"The first time I heard 'You've Got a Friend,' " says Melissa Manchester, "I thought that should be the national anthem."
Manchester, who will be appearing Thursday at the Merriweather Post Pavilion, sticks to the emotional basics with a repertoire that includes "Come In From the Rain," "Don't Cry Out Loud," "Midnight Blue" and "Whenever I Call You Friend," which she wrote with Kenny Loggins.
"I am a completely emotional person," she said in a recent phone interview. "Sometimes I feel like the left side of my brain has never developed at all. There's a lot of oatmeal dripping out of my ear."
Manchester's emotions have taken her a long way. She broke into the New York show business scene in her late teens as a street performer, coffeehouse singer and staff writer for a New York music publisher. Later she was a backup singer for Bette Midler and Barry Manilow. Her appeal today is much the same as it was then.
Sure, she traded in blue jeans, frizzy locks and a few pounds for tight gowns and a punky hair swirl, but she is true to her art: "I write out of the joy of writing and that's what I do. Some people sketch, and I write. And I feel very fortunate that I can make a living doing this."
She also does a lot of work for humanitarian causes such as Pro-Peace, which recently adopted her song "We the Living." She performed the tune at a rally attended by 10,000 people.
Manchester has also been a proponent for women's rights, having contributed to the PBS documentary "Woman Alive" with Gloria Steinem. One of her albums was titled "For the Working Girl." It didn't sell nearly as well as her Grammy award-winning single, "You Should Hear How She Talks About You."
Manchester said she was surprised to win, but quipped, "As you accept the award, you notice it starts collecting dust."

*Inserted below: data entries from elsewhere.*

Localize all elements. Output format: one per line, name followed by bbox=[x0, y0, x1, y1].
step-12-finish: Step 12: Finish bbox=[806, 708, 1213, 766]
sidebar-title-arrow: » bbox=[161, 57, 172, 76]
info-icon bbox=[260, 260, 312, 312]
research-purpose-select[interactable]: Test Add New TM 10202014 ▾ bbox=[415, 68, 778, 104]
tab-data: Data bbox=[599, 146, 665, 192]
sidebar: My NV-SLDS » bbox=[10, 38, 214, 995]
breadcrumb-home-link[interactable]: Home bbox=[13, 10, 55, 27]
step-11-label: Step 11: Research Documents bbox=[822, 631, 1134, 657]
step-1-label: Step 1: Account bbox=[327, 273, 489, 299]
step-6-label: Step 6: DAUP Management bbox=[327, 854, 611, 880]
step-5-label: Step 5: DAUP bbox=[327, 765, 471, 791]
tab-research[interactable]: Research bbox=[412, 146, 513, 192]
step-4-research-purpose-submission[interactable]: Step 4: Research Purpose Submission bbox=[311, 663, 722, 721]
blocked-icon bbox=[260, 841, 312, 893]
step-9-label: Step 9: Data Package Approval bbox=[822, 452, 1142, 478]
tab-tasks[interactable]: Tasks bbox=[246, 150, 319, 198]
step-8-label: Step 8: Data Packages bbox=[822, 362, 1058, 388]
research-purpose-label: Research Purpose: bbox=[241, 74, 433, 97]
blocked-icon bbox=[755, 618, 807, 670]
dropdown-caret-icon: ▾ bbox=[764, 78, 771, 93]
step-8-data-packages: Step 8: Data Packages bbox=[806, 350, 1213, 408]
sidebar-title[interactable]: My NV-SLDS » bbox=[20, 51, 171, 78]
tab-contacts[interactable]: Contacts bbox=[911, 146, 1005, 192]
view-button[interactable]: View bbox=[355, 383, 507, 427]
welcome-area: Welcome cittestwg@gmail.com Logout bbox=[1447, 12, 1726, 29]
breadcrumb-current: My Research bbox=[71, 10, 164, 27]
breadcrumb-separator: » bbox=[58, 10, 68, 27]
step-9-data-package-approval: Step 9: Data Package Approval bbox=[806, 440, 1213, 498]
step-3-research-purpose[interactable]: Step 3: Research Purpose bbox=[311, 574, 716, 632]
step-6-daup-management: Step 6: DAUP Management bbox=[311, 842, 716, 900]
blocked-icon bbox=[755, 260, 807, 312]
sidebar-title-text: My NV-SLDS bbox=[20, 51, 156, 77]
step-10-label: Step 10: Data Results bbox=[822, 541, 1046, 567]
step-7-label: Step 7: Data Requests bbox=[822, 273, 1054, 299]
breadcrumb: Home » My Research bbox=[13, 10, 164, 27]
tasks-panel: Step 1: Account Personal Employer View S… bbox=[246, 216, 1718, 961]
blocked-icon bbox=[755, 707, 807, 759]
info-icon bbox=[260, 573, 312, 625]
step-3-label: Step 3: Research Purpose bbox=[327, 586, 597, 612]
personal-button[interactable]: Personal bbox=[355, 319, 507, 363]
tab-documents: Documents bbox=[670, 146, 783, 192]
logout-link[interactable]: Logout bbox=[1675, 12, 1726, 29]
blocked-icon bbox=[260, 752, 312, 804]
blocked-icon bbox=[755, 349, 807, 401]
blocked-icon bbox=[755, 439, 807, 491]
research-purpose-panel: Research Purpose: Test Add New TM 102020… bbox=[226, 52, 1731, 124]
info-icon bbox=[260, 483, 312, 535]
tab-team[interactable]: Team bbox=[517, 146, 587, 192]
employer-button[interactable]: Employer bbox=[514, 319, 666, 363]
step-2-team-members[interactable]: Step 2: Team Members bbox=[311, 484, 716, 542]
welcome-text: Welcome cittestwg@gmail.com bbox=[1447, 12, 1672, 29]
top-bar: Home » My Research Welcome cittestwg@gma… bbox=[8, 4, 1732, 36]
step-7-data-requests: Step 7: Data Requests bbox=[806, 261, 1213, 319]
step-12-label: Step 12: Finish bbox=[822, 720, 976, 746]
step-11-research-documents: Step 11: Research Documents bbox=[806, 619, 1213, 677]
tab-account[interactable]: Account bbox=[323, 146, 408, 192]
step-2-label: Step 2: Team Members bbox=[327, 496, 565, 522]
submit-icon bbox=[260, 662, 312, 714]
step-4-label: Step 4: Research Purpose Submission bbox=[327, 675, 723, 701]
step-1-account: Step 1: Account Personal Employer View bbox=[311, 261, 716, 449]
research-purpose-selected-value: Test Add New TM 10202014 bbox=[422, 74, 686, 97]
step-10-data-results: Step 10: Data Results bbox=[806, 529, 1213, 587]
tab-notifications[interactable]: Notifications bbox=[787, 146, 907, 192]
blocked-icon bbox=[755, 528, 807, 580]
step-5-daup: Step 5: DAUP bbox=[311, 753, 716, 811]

Her musical success is grounded in a childhood spent with creative parents in New York's Upper West Side. She grew up writing poetry and participating in spirited dinner table discussions with her father, a bassoonist for the Metropolitan Opera Orchestra, and her mother, a sportswear designer.
She entered the High School of the Performing Arts, where she studied acting and auditioned for roles on the side. She also took a New York University songwriting course with Paul Simon, whom she cites along with Joni Mitchell, James Taylor, Laura Nyro and the Beatles as a major influence.
Manchester admires Rodgers and Hammerstein as well as Lennon and McCartney, and she borrows a little of both in her songs. Like Loggins, she keeps up with the production trends. On her latest album, "Mathematics," she worked with four producers to create a diverse sound.
"With four producers, they're really on their toes. And there's a healthy kind of competitiveness." There is a drawback, however: "You have to put your more esthetic closet side in the back burner."
Manchester said she doesn't know what the future holds for her, but she looks forward to it. "There are a lot of things I'd like to do. Most of them I'm not aware of. But I'm sure they're out there."